二十七年四月二十八日の講和発効から、これらの機構は若干変ってきている。濠端の第一生
命ビルに頑張っていたGHQは市ヶ谷に移転し、国連軍総司令部は解消して、日米安保条約による日本駐留米軍司令部になった。つまり占領軍から駐留軍に変ったというわけである。しかし注意しておきたいのは、ここは同時に、米極東軍司令部であり、国連軍司令部でもあるということだ。つまり看板が三枚ある。
この機構の改革によって、同年秋ごろから極東軍の参謀部はJ—1から4になった。Jは、Joint Staff の略である。従って情報部はJ—2になったが、J—2には三軍のスタッフ・オフィサーがいるだけで、以前のG—2のように実行機関はもっていない。
極東陸軍のG—2は次のように分れている。
イ、戦略情報課( Strategic Intelligence Sec. )
ロ、秘密情報課( Security Intelligence Sec. )
ハ、心理戦情報課( Psychological Warfare Sec. )
ニ、総務課( Administration Sec. )
ホ、地理課( Geographical Sec. )
これらの課の中にそれぞれ三—四の班( Unit )があって担任の業務をしていた。

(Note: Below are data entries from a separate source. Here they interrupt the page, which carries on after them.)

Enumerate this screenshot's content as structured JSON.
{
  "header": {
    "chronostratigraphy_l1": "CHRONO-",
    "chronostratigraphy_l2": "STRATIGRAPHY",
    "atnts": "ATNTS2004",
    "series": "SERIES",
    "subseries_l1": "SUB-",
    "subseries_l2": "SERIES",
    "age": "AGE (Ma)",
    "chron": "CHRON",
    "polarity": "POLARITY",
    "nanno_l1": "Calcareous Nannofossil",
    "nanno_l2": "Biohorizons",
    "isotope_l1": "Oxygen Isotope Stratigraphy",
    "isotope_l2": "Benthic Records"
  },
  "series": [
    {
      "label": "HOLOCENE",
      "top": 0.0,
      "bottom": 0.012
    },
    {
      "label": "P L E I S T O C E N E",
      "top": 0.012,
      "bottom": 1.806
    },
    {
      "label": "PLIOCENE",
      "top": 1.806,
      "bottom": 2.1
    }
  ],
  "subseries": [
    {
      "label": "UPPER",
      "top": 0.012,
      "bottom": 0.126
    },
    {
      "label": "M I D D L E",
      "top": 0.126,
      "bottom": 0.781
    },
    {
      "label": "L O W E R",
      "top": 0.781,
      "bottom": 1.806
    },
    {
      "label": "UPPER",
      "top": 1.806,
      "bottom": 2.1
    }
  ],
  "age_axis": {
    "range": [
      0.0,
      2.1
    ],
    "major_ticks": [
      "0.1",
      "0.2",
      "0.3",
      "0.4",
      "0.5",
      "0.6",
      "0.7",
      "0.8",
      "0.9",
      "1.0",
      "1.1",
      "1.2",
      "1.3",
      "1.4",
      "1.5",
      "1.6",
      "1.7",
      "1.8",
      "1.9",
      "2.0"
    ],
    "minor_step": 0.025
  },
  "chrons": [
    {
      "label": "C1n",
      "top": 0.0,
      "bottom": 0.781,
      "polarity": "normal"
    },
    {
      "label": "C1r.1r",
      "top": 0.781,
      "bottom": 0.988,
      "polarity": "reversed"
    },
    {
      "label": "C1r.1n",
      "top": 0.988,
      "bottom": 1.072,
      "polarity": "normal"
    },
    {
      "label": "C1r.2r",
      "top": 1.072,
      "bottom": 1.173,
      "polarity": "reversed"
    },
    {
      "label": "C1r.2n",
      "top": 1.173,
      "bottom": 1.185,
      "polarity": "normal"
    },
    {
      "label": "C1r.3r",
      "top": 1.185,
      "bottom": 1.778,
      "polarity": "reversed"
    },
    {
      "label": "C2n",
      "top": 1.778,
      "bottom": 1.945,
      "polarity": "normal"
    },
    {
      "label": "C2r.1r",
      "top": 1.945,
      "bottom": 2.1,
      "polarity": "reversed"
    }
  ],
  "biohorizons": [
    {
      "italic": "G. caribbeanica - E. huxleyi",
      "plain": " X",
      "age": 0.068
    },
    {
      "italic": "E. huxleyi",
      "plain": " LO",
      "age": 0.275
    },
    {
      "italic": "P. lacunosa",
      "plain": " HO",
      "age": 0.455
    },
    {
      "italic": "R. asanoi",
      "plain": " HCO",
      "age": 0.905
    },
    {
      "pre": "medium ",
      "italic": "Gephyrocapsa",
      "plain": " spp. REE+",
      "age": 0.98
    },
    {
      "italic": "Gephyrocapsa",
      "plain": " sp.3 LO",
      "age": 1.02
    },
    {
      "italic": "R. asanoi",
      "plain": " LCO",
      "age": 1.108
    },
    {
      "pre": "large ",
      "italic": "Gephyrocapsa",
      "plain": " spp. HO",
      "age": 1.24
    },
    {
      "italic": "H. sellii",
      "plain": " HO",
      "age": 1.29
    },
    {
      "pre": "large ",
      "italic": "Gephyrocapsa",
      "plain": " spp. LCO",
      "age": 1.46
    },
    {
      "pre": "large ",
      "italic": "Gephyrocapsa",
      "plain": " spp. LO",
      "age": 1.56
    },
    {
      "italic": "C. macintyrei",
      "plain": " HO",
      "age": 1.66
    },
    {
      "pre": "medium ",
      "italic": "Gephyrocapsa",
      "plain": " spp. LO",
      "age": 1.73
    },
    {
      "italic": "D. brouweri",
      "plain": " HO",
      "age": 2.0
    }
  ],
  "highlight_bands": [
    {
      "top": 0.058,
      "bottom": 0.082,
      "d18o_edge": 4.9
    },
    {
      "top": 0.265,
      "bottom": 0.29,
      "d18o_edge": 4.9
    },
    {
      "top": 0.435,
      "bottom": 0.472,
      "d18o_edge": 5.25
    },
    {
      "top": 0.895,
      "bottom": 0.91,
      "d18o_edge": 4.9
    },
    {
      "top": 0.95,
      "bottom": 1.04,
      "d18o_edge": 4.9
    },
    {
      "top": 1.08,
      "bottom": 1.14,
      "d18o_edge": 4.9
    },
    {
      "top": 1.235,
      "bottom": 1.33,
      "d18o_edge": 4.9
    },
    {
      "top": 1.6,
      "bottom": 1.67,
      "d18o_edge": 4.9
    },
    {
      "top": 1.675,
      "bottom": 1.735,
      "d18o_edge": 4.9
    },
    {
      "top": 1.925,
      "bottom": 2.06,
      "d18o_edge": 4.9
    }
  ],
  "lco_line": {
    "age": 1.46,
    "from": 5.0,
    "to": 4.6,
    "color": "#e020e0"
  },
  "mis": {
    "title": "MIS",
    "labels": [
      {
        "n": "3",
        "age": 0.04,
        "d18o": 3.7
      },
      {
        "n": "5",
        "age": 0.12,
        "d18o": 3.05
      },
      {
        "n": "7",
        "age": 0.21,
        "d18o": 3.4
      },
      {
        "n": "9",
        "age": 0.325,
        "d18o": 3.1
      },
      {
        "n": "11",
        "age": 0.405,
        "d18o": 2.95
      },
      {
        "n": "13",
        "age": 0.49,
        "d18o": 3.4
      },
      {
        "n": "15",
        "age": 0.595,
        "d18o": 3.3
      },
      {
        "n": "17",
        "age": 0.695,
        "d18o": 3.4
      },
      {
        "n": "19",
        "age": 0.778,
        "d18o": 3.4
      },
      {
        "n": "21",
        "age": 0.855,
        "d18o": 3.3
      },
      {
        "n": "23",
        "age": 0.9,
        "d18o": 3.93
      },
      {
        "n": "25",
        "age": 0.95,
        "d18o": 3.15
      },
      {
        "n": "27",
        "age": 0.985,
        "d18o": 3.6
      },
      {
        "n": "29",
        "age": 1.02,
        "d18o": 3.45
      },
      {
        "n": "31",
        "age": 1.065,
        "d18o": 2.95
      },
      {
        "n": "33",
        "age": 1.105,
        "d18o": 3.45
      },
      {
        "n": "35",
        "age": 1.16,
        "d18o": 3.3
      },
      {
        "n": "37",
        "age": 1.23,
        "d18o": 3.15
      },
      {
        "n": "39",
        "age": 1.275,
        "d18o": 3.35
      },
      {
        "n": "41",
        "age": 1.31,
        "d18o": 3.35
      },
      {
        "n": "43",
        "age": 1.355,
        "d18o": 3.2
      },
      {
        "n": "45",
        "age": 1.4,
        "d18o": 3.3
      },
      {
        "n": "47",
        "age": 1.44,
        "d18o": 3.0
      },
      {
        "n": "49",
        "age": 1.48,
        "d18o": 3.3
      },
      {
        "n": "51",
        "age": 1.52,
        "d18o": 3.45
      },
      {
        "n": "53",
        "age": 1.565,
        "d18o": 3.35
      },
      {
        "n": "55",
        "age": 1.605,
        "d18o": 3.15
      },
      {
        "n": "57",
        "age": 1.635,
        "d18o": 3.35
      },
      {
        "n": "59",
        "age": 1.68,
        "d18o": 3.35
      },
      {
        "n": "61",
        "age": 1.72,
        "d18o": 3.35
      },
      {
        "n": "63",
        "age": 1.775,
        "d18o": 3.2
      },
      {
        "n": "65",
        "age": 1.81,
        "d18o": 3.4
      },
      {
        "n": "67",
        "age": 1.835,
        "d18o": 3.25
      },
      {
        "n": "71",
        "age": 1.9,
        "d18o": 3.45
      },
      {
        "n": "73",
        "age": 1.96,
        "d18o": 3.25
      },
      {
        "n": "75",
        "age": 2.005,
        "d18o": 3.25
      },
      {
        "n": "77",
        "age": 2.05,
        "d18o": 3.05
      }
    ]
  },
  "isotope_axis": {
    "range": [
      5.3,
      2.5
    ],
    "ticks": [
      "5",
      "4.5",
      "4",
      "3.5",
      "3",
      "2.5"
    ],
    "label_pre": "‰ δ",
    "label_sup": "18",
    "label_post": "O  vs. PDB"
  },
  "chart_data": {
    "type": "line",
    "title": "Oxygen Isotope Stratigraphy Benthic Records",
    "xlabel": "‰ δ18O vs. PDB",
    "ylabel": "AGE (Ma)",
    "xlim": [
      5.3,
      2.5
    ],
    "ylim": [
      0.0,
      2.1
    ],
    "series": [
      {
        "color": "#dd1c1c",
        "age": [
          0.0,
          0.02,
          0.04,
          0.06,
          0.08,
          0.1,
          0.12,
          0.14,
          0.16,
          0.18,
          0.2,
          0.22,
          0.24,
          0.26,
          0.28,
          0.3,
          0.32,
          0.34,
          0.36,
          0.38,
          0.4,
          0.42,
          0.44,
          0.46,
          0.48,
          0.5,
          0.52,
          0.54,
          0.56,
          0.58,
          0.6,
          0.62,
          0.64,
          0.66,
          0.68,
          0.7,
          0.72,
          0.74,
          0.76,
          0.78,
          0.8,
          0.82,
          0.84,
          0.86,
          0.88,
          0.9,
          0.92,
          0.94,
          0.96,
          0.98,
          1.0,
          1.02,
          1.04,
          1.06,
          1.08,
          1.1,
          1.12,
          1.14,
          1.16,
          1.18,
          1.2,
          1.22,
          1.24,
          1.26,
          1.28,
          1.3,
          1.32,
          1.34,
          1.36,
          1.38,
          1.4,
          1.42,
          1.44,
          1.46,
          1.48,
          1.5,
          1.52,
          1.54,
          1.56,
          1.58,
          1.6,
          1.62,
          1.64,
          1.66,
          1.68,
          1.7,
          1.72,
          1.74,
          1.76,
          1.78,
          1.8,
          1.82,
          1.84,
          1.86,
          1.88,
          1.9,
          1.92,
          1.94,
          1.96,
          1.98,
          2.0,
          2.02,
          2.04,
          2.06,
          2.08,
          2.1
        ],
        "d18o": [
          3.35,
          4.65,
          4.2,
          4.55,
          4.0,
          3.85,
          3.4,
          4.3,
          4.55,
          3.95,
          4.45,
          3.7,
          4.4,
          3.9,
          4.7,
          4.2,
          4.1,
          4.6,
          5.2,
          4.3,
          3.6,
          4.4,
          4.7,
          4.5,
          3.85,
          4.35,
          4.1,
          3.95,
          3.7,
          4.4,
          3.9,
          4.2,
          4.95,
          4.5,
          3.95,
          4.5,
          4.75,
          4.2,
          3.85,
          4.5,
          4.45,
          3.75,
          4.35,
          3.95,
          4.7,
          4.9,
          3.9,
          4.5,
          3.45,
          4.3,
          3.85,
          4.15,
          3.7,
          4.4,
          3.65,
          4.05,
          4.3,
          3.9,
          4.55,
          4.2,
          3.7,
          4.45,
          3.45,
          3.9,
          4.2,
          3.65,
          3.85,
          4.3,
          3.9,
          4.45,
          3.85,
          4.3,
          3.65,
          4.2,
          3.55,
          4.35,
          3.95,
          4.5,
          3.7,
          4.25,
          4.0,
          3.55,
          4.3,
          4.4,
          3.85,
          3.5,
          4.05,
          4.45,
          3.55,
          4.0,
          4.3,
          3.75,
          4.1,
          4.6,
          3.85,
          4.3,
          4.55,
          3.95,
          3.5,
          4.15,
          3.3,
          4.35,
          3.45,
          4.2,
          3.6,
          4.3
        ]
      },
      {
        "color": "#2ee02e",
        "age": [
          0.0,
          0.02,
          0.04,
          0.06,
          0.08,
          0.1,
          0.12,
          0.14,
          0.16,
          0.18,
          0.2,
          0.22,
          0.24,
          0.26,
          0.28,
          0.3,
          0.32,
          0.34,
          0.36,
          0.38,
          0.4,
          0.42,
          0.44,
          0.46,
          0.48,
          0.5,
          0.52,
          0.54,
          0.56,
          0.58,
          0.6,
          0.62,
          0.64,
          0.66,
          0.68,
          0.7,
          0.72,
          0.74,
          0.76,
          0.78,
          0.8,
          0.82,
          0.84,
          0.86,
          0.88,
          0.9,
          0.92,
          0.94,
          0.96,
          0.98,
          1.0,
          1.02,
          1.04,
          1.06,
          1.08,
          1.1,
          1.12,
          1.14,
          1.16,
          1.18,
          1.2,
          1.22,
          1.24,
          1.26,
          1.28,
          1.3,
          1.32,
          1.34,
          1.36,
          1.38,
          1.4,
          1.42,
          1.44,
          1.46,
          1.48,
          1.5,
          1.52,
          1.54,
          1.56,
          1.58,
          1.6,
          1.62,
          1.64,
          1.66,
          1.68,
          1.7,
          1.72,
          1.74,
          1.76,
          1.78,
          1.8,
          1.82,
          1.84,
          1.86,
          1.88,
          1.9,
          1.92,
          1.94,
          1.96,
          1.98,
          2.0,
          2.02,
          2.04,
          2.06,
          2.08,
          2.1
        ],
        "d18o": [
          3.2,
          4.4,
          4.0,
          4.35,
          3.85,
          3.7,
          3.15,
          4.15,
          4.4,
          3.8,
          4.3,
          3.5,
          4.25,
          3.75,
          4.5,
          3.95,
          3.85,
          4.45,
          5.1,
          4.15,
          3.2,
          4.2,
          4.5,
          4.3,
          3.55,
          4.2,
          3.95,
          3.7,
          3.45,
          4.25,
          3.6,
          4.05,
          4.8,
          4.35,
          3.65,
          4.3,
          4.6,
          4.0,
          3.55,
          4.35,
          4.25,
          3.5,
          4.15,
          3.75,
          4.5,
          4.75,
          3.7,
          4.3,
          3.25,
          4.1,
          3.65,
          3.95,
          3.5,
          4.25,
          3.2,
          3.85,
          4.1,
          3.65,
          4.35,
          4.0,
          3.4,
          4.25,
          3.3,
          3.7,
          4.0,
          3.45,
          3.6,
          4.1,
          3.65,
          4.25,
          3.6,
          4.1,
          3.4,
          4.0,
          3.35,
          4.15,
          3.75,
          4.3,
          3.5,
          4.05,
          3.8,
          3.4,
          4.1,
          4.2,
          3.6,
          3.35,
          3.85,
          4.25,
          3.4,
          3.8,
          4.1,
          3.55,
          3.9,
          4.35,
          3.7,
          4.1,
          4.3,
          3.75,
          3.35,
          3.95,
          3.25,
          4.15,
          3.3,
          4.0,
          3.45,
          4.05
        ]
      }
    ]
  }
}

当時のG—2も大体これに準じた内容をもっていたと思えば間違いはない。例えばこの秘密情報課という
のは旧CISであるように。
板橋にあるのはCICとCISの実行機関である。また王子のTIDは技術部隊で、Technical Intelligence Div. の略である。日本陸軍のガス学校だった習志野学校は、米軍の諜報学校( Intelligence School )になっていて、いまは少佐に進級して帰米した、舞鶴第五班の坂本(サカモト)大尉は、舞鶴の任務が終ってからここで教官をしていた。
その他の機関では連邦検察局と呼ばれるFBI( Federal Bureau of Investigation )、犯罪捜査のCID( Criminal Investigation Div. )がある。FBIとはいわば特高で、禁酒法時代に、酒の密造密輸、脱税防止という税警隊として出発し、現在では主として反逆罪関係をやっているが、これもまたそれ自身の諜報謀略網を持っている。CIDは一般犯罪関係の警察機関で、例の銀行ギャング、パリエル事件などでお馴染みである。Provost Marshall という憲兵司令官の下で、制服部隊がMPで、私服がCIDである。
これまでは主として陸軍関係であったが、海、空軍ともにG—2に相当するA—2( AFFE-2)、NIC( Navy Intelligence Command )とがあり、それぞれ活動している。
三 押しボタン戦爭の原爆投下
対ソ資料の全くなかったアメリカが、旧軍人に協力を要請したことはさきに述べた通りだが、その初期はあくまで要請であって、二十一年十二月と翌年
一月の引揚四船の入港時には、日本政府の復員官の身分で、給与は終戦処理費の秘密費というような旧軍人顧問団を抱えていた。